Dopo la straordinaria vittoria di Euro2020 da parte degli azzurri, capitan Chiellini ed il resto della squadra sono giunti al Quirinale, dove li attendeva il Presidente della Repubblica Sergio Mattarella, presente peraltro a Wembley, per omaggiarli: “Questo non è giorno di discorsi ma di applausi e ringraziamenti. Complimenti! Ieri sera avete meritato di vincere ben al di là dei rigori perché avete avuto due pesanti handicap: giocare in casa degli avversari in uno stadio come Wembley e il gol a freddo che avrebbe messo in ginocchio chiunque. Siete stati accompagnati e circondati dall’affetto degli italiani e li avete ricambiati rendendo onore allo sport”. La Nazionale si è poi recata a Palazzo Chigi, dove ad attenderli c’era il Premier Draghi: “Avete rafforzato in tutti noi il senso di appartenenza all’Italia e ci avete messo al centro dell’Europa. Io sono sempre stato orgoglioso di essere italiano ma questa volta abbiamo festeggiato insieme le vostre vittorie e quello di cui ci avete resi orgogliosi è di essere uniti in questa celebrazione in nome dell’Italia”.

Dopo la vittoria dell’Europeo, l’Italia ottiene un altro successo. Il Pnrr varato dal Governo guidato da Mario Draghi ha avuto anche l’ultimo via libera dall’Ecofin, il Consiglio Economia e Finanza, e l’Italia si prepara a ricevere i fondi del Recovery Fund. Sono 191,5 i miliardi di euro che arriveranno nei prossimi cinque anni, di cui 25 arriveranno subito nella casse del Ministero dell’Economia e delle Finanze. Il via libera arriva dopo quello della Commissione europea comunicato dalla presidente Ursula von der Leyen durante la sua visita a Roma di qualche settimana fa.

Dopo aver respinto per un solo voto le proposte di sospensiva, l’Aula del Senato ha avviato la discussione generale sul ddl Zan contro l’omotransfobia.

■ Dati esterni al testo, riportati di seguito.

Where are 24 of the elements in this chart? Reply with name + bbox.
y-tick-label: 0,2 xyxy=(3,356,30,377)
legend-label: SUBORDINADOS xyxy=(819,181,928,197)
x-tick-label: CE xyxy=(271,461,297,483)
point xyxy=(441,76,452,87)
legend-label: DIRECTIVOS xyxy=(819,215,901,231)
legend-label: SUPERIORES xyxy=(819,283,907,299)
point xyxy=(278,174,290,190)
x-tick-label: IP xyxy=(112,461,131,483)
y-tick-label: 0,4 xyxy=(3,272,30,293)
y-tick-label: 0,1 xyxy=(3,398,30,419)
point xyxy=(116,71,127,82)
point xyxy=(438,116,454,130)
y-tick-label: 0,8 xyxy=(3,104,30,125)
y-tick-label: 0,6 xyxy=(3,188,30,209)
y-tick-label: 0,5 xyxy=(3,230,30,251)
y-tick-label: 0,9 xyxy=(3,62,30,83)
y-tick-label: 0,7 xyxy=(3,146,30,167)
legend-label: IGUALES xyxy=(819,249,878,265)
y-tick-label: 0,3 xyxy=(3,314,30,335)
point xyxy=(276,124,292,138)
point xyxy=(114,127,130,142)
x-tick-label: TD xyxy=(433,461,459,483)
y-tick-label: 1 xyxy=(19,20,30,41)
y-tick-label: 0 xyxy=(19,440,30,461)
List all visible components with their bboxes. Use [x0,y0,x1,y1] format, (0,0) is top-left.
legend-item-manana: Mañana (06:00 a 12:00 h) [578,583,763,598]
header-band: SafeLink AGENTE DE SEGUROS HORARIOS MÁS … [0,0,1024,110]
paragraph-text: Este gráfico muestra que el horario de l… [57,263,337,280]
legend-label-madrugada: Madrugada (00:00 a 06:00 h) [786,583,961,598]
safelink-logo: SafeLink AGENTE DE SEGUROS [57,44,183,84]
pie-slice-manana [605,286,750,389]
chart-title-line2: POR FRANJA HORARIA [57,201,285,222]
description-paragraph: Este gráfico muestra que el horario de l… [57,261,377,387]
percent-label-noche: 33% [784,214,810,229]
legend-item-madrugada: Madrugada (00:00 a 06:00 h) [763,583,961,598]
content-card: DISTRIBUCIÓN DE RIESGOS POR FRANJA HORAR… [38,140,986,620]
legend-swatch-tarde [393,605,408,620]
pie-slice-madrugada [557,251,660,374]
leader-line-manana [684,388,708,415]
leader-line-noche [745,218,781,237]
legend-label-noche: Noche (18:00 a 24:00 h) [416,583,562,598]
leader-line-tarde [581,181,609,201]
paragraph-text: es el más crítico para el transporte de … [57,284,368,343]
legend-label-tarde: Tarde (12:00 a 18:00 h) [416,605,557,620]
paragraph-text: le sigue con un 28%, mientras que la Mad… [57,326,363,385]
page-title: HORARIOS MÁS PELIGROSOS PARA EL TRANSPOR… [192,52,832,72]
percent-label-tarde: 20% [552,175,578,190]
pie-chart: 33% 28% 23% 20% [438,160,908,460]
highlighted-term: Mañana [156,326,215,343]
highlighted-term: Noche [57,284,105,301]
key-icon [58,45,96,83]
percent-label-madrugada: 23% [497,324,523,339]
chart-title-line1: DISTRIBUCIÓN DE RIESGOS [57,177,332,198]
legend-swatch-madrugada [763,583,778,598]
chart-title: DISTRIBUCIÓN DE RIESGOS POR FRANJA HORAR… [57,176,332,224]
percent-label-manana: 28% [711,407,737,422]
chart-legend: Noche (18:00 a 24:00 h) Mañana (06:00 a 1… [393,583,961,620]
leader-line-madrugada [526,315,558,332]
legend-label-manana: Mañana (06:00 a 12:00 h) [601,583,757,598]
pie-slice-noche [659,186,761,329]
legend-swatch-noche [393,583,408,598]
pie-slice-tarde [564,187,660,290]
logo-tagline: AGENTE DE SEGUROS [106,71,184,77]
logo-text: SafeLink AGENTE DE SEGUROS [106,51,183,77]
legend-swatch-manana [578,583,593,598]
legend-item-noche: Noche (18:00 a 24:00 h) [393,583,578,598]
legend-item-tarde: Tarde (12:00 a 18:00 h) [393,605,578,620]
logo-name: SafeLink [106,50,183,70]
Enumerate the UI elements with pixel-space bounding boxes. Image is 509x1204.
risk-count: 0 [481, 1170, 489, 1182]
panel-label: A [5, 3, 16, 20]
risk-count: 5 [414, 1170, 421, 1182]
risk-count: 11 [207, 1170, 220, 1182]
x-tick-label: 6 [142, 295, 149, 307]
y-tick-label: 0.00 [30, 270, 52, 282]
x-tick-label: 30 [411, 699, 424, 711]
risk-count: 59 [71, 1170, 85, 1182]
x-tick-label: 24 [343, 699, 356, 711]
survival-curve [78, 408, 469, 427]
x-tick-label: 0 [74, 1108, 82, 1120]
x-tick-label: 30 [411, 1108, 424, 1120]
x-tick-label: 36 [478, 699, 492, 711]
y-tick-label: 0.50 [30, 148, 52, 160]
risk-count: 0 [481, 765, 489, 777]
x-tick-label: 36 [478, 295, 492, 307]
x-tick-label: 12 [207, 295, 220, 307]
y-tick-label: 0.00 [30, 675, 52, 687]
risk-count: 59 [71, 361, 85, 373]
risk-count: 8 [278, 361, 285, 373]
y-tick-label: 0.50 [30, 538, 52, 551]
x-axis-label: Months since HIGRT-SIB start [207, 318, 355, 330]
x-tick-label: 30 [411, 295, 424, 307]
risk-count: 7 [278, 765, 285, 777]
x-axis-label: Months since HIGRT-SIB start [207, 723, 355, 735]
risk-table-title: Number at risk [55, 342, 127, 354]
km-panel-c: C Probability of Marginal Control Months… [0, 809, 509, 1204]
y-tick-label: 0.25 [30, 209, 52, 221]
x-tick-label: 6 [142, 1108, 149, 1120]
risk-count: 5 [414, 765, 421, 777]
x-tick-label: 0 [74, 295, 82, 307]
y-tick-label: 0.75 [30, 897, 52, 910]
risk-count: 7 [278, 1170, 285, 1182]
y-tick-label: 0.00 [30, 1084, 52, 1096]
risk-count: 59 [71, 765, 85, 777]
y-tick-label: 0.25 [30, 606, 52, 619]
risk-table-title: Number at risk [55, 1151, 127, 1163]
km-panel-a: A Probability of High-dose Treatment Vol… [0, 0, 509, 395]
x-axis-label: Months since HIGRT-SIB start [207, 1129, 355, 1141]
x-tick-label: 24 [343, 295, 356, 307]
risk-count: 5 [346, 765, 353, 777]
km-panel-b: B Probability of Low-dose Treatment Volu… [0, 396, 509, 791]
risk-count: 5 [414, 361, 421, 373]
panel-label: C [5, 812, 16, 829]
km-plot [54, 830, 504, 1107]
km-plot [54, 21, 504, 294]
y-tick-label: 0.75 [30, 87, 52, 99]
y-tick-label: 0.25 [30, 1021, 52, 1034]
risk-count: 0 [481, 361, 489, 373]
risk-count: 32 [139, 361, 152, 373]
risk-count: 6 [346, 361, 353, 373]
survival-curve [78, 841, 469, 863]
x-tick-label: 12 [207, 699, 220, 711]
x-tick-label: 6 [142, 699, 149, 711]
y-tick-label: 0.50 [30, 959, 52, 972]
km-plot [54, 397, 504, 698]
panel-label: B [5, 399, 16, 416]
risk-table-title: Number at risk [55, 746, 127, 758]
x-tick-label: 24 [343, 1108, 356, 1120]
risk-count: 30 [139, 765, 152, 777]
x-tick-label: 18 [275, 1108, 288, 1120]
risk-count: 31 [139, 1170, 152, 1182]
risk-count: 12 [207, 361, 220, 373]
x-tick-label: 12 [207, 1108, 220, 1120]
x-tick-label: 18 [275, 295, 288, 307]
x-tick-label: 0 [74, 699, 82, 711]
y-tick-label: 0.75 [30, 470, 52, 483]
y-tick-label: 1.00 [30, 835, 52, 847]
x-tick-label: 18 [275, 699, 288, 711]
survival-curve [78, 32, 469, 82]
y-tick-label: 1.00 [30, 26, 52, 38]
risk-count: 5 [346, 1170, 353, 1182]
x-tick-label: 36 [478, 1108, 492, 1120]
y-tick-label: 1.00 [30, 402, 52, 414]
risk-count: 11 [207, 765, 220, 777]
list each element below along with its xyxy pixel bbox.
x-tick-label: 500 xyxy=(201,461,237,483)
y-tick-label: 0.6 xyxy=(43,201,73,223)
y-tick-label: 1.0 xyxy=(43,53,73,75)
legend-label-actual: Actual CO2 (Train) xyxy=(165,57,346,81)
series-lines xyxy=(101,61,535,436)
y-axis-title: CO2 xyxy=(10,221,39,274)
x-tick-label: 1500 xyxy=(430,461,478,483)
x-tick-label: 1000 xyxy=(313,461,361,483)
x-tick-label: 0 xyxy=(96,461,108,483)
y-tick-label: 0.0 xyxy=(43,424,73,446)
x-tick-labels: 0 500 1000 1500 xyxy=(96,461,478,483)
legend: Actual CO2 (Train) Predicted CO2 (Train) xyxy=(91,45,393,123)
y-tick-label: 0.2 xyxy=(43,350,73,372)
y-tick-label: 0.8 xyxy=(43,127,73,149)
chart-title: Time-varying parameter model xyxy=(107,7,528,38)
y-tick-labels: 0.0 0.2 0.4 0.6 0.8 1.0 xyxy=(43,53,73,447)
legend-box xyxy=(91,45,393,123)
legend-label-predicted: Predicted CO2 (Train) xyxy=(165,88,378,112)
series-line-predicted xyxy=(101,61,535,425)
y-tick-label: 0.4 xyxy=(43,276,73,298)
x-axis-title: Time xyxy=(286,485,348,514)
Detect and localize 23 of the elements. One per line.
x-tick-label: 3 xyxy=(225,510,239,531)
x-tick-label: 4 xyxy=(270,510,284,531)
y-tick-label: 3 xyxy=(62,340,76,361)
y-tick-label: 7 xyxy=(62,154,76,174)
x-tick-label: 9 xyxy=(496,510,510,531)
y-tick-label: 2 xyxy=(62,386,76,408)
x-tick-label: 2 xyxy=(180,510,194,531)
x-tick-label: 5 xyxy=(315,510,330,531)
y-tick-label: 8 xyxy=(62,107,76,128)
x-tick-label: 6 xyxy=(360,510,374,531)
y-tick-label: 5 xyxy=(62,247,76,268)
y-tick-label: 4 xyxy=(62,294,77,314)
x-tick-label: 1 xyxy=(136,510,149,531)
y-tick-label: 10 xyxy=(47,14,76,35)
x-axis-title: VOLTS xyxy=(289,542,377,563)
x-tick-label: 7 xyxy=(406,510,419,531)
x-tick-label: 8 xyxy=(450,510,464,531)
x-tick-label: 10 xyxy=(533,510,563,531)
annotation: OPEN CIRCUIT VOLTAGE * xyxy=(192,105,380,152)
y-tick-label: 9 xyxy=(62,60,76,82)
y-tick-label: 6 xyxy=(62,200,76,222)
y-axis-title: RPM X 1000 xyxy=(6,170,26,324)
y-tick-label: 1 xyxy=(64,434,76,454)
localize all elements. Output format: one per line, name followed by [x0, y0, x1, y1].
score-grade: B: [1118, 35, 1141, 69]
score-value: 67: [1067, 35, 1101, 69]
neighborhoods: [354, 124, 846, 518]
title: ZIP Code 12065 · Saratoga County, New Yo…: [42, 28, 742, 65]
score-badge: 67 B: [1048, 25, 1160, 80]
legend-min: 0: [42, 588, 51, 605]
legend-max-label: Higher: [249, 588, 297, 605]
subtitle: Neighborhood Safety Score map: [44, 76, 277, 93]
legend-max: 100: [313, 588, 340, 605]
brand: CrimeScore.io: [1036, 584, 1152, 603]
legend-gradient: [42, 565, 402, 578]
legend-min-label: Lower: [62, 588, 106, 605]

I contrari alla sospensiva sono stati 136, i favorevoli 135. Dopo il voto che ha bocciato la richiesta di sospensiva in Aula del ddl Zan, sono iniziati gli interventi della discussione generale sul ddl di contrasto ai reati omofobi. “Se Letta e il Pd insistono a non voler ascoltare, dialogare e trovare una soluzione, la legge è morta”. È il commento del leader della lega Matteo Salvini subito dopo il no del Senato alla sospensiva. “La Lega ha proposto degli emendamenti che raccolgono le indicazioni di associazioni, del Santo Padre, di gay, lesbiche, insegnanti. Approviamo subito, tutti insieme, sarebbe un bel segnale di unanimità”. Anche il presidente dei senatori di Italia Viva Davide Faraone fa sapere in una nota che ”Questo voto dimostra chiaramente quello che diciamo da tempo, o si cambia rotta o il ddl Zan va a fondo. Il Pd e il M5S hanno il dovere morale di discutere e trovare soluzioni. Se continuano ad arroccarsi saranno responsabili davanti al Paese di questo fallimento”. Al Senato i numeri a favore del provvedimento sono risicati e al voto segreto i franchi tiratori (se ne contano 6/7 nel Pd e altrettanti tra i pentastellati) potrebbero affossare definitivamente la legge.

La decisione di Emmanuel Macron sul green pass divide le forze politiche. Nella maggioranza che sostiene il Governo Draghi le posizioni sono diverse, quasi antitetiche, e per questo motivo servirà una mediazione. Mariastella Gelmini, ministra per gli Affari Regionali, ha dichiarato in merito: “Si valuterà un estensione ad altri servizi nella logica chiave di incentivare il più possibile le vaccinazioni ma senza inseguire modelli stranieri”. Gli occhi sono puntati sulla curva dei contagi, ma è difficile ipotizzare un obbligo alla francese ovvero esteso anche a bar e ristoranti, non solo ai grandi eventi. Contrarie al green pass Lega e Fratelli d’Italia, mentre c’è grande apertura da PD e Italia Viva.

Mario Draghi sulla giustizia accelera, ci ha messo la faccia e quella dell’intero governo. E si aspetta che i partiti tengano il ritmo e non gettino le loro bandierine sui binari del provvedimento firmato dalla ministra Marta Cartabia. Ci sono ancora dubbi sull’approvazione: dopo l’intesa tra Grillo e l’ex premier Conte sullo statuto del M5S, il presidente in pectore del Movimento ha ritenuto il ddl Cartabia “inaccettabile perché cancella migliaia di processi”. Conte vorrebbe prendere tempo per far tornare in auge uno dei vessilli del Movimento ed in particolare dell’ex ministro della Giustizia Bonafede, la prescrizione.